Het aantal huishoudens dat in aanmerking komt voor de ‘Bolsa Familia’ is sinds de invoering ervan in 2003 sterk gedaald, wat laat zien dat het programma succes heeft. Ook het aantal banen dat onder Lula aan de Brazilianen is verschaft is enorm. In 2007 kende de werkgelegenheid een groei van zo’n 24%. Dit is onder andere door een verschuiving van werk in de informele sfeer naar formele banen, die gepaard gaan met arbeidsvoorwaarden als pensioen opbouw.

Uit een onderzoek in 2009 bleek dat de onderwijsresultaten van kinderen uit het ‘Bolsa Familia’ programma voorlopig achter liepen tegenover de resultaten van kinderen die onderwijs volgen zonder dit programma. Zo zouden kinderen die niet in dit programma zitten veel minder vaak een onvoldoende studieresultaat halen dan kinderen die wel vanuit de ’Bolsa Familia’ onderwijs volgen.

Hoewel Brazilië het vrije markt principe hanteert, zijn veel van de grote bedrijven nog steeds in handen van de staat. Brazilië is nooit meegegaan in het beleid zoals dat werd uitgestippeld in de Washington Consensus om staatsbedrijven te privatiseren. Een goed voorbeeld hiervan is de Banco do Brasil, die tot voor kort de grootste bank van het land was, die nog steeds in handen van de staat is. Nu de economische crisis voor de deur staat en veel overheden banken nationaliseren, zou dit weleens in het voordeel van Brazilië kunnen werken. 

Het feit dat de Braziliaanse overheid altijd veel heeft gereguleerd heeft er mede voor gezorgd dat de Braziliaanse banken, in vergelijking met banken als ING en Chase, relatief weinig blootgesteld zijn aan risicovolle leningen.
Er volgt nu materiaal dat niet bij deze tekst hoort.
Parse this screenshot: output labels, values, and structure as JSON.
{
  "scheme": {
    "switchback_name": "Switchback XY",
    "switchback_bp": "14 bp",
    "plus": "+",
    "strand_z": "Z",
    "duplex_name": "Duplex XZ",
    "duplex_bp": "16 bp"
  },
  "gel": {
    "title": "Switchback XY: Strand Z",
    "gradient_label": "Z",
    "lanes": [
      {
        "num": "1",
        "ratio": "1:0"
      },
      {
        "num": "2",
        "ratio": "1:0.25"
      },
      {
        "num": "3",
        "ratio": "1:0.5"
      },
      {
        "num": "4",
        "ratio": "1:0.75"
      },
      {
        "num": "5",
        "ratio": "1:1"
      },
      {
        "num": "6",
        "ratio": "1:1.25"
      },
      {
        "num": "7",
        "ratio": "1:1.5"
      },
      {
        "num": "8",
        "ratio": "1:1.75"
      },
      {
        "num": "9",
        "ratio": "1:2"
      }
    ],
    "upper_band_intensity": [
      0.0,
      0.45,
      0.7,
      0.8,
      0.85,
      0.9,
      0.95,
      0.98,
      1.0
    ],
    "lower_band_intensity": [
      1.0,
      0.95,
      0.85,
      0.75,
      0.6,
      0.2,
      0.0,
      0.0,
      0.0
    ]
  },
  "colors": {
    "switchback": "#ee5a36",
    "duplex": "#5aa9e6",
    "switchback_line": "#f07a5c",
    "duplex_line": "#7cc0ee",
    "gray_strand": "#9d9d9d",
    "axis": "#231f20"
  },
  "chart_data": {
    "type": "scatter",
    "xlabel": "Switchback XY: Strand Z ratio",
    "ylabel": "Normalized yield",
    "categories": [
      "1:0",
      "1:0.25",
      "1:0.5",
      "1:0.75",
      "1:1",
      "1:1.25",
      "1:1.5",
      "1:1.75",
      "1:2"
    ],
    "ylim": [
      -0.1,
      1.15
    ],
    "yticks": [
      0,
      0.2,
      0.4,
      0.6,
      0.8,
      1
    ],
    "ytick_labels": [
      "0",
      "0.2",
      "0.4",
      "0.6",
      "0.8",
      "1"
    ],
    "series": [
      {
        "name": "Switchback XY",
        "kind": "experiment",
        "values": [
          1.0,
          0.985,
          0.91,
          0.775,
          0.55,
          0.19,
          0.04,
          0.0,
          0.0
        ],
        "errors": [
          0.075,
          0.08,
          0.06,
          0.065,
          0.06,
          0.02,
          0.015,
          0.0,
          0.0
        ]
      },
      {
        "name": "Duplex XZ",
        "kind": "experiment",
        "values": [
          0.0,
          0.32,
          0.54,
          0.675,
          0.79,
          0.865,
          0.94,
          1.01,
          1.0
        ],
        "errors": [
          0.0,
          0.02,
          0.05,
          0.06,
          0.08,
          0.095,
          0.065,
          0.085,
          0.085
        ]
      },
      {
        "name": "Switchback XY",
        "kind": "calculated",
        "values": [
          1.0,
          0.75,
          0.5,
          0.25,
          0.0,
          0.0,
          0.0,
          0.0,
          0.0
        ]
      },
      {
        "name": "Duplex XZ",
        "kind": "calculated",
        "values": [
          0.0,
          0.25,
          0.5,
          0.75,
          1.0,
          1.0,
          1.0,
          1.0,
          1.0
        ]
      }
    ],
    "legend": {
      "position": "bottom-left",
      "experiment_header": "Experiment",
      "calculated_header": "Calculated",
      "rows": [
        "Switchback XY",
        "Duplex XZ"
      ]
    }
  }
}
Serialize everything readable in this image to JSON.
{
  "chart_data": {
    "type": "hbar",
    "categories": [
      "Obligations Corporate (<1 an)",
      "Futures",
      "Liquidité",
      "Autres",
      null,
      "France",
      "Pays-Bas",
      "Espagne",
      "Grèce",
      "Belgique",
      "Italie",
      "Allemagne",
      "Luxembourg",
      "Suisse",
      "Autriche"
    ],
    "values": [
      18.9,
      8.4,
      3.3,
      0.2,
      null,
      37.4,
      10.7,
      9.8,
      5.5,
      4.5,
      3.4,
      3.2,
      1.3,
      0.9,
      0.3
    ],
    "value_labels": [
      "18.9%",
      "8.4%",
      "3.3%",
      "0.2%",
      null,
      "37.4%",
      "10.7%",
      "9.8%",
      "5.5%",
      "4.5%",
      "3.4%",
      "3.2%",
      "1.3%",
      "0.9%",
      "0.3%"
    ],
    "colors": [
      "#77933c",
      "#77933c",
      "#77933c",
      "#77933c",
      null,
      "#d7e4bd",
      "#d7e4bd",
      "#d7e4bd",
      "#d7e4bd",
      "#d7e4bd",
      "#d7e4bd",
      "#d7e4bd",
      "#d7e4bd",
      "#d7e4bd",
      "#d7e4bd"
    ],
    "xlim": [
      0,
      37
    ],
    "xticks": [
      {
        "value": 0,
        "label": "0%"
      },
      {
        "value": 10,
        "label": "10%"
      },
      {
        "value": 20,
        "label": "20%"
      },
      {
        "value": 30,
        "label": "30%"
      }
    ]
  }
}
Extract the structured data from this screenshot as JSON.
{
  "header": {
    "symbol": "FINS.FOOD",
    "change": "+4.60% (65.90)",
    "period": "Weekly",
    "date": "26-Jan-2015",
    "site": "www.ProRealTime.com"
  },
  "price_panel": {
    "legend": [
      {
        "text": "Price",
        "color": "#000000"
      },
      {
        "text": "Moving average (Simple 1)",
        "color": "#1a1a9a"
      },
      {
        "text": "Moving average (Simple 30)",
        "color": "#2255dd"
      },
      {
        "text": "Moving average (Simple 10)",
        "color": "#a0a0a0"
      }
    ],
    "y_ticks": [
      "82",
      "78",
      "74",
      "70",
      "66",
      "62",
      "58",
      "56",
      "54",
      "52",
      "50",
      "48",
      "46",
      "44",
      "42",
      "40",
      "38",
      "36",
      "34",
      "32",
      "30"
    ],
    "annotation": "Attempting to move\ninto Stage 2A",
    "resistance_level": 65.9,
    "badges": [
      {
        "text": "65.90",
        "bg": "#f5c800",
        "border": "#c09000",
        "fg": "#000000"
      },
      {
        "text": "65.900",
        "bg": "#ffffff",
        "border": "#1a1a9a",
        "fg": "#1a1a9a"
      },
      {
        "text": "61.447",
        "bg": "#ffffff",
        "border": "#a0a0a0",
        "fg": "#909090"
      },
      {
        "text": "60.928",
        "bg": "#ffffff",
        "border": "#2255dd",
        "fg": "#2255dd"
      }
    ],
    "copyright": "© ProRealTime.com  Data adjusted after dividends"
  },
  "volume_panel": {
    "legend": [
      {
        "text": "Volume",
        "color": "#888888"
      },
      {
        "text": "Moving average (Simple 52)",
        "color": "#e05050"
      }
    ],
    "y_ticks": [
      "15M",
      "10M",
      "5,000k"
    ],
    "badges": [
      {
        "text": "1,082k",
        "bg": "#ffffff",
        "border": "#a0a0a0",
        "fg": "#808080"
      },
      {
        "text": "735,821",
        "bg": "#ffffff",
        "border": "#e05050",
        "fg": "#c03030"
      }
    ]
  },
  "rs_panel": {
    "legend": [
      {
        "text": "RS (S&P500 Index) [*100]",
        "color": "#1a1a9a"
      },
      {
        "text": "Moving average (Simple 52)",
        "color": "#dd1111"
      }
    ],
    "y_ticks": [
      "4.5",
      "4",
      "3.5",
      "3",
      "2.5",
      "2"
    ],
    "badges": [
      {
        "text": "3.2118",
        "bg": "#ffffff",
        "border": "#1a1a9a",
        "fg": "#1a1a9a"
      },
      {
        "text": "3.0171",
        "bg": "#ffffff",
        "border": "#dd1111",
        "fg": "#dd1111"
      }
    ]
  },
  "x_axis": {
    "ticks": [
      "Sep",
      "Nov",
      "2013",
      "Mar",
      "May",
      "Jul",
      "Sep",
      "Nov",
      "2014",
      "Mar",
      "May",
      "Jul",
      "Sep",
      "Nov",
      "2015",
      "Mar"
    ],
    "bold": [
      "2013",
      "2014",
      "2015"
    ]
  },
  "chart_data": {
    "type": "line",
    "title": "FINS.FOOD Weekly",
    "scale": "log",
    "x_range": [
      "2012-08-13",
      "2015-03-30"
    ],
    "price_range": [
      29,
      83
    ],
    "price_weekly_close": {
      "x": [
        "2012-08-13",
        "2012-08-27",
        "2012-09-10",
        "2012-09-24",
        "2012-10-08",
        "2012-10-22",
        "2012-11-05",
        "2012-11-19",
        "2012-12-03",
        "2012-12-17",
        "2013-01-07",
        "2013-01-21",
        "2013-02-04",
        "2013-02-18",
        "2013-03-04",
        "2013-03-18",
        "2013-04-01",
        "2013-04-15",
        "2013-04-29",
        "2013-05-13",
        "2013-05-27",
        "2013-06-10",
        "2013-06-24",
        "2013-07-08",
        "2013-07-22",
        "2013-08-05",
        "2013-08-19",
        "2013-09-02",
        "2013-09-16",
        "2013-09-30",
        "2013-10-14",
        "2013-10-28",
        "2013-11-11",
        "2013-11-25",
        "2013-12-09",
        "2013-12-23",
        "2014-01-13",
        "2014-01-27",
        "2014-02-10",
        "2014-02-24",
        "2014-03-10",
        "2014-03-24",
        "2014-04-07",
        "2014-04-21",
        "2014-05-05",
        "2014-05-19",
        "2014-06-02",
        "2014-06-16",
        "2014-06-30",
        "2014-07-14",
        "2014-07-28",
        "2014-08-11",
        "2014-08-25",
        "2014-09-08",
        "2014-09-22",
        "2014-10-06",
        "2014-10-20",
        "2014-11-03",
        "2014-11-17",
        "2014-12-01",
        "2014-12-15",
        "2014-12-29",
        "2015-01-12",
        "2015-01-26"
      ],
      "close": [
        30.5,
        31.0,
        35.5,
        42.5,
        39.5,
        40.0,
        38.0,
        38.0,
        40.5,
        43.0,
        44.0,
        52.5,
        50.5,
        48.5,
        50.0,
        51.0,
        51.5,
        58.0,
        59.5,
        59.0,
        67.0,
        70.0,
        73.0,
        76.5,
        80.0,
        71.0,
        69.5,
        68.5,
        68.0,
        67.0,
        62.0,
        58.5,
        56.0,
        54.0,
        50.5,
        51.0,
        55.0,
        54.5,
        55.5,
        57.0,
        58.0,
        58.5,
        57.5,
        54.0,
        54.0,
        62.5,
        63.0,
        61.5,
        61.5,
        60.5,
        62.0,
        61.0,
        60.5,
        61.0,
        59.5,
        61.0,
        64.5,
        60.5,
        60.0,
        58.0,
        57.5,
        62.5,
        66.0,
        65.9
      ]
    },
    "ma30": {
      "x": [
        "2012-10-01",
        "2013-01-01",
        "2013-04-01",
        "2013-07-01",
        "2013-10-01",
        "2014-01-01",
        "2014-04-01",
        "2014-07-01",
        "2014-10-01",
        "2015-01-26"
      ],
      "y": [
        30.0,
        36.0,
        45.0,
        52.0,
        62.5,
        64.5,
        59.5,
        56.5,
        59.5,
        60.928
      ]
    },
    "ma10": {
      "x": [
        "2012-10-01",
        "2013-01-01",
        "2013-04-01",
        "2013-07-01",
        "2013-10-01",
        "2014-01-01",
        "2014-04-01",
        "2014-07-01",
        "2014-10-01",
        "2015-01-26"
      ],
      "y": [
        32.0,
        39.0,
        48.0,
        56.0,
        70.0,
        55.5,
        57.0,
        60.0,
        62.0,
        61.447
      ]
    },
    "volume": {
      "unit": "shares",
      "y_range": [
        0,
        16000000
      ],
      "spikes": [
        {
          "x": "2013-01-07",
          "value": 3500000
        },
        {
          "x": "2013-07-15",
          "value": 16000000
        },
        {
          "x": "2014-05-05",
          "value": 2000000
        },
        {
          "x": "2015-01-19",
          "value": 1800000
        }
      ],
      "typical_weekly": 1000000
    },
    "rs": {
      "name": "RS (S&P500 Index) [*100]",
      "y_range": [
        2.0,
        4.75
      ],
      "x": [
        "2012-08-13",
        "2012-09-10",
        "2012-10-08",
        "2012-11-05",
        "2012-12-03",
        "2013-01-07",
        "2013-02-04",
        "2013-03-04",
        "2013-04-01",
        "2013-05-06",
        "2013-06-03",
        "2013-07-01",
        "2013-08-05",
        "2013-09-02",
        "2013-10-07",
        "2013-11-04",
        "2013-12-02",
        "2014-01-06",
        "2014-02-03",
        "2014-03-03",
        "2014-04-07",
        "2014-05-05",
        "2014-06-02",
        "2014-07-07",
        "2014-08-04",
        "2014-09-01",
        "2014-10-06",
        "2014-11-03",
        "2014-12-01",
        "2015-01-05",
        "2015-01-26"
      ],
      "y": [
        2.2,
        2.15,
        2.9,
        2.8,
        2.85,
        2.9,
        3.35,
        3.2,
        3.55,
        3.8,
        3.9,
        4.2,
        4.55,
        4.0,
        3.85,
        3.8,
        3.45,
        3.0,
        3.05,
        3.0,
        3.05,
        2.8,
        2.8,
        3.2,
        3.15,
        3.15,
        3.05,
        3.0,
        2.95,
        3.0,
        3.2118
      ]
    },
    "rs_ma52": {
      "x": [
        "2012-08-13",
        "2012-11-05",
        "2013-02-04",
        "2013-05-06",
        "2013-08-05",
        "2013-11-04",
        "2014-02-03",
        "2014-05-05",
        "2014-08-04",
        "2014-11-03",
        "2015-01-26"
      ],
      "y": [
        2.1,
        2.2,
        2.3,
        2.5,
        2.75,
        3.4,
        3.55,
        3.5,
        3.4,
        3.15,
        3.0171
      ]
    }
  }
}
In een artikel in The Economist jaren terug werd echter gesuggereerd dat met het vergroten van de middenklasse ook de politiek haar koers zal wijzigen. Partijen moeten nu rekening houden met een electoraat bestaande uit een veel grotere middenklasse dan voorheen. En deze middenklasse zou er weleens andere belangen op na kunnen houden.

Bolsa Familia is een succes in Brazilië, maar het is niet vanzelfsprekend dat het ook in Suriname zal werken. Want de economische tegenhanger van het sociale programma ontbreekt. 

error: Kopiëren mag niet!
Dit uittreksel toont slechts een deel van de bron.